Wystąpiło wysokie stężenie zanieczyszczeń powietrza, ale woda w mieście jest zdatna do picia
"W związku z pożarem prywatnej hali z odpadami w sołectwie Przylep wystąpiło wysokie stężenie zanieczyszczeń powietrza. Prosimy o zachowanie ostrożności i nie zbliżanie się do miejsca pożaru. Mieszkańców sołectwa Przylep i Łężycy prosimy o pozostanie w domach i nie otwieranie okien" - napisał w sobotę na Facebooku prezydent Zielonej Góry.
"Po konsultacji ze wszystkimi służbami uspokajam mieszkańców i zapewniam, że woda w Zielonej Górze jest zdatna do picia" - dodał. Poinformował również o pilnym zwołaniu Sztabu Kryzysowego w Departamencie Bezpieczeństwa i Zarządzania Kryzysowego Urzędu Miasta Zielona Góra.
W sobotę w miejscowości Przylep pod Zieloną Górą strażacy gaszą halę, w której składowane były substancje niebezpieczne. W akcji bierze udział samolot, który zrzuca środek gaśniczy - poinformował rzecznik prasowy Lubuskiego Komendanta Wojewódzkiego PSP st. kpt. mgr inż. Arkadiusz Kaniak. Zaapelował do mieszkańców, aby wrócili do mieszkań i szczelnie pozamykali okna.

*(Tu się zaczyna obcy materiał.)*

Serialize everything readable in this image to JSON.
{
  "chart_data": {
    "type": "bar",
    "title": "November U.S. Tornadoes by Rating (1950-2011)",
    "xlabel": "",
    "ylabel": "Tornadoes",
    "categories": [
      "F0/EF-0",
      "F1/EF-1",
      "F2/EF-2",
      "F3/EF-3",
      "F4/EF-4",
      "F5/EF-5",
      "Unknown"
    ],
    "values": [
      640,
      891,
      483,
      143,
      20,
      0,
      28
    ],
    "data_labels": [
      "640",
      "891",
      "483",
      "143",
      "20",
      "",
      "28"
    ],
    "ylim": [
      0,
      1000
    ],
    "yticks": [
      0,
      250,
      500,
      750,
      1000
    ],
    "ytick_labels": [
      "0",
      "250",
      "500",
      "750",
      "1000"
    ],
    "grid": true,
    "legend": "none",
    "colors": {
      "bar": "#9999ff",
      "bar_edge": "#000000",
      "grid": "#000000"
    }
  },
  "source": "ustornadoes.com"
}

Rzecznik prasowy Lubuskiego Komendanta Wojewódzkiego PSP informował w sobotę na antenie TVN24, że z żywiołem walczy blisko 20 zastępów straży pożarnej i cały czas dojeżdżają nowe.
Zaapelował też do wszystkim osób mieszkających w pobliżu Przylepu pod Zieloną Górą, żeby weszli do mieszkań i pozamykali szczelnie okna i drzwi. "Substancje i związki, które się palą mogą mieć charakter szkodliwy" - powiedział. "Prosimy, żeby wszyscy w miarę możliwości pochowali się w domach, gdyż jest to bardzo niebezpieczna sytuacja, sytuacja nieopanowana" - dodał.
Zaznaczył, że strażacy nie mają informacji, żeby ktokolwiek przebywał w pobliżu lub w środku hali. Dodał, że strażacy próbują gasić pożar z zewnątrz, nie ma możliwości, żeby wejść do środka.
St. kpt. mgr inż. Arkadiusz Kaniak powiedział, że w beczkach na terenie hali składowane były różne substancje chemiczne. "Nie jesteśmy w stanie powiedzieć, jakie to były konkretnie związki, wiemy, że mamy do czynienia z substancjami niebezpiecznymi" - mówił.
Na miejscu jest samolot gaśniczy, który zrzuca środek gaśniczy. Akcja gaśnicza najprawdopodobniej potrwa jeszcze kilka godzin.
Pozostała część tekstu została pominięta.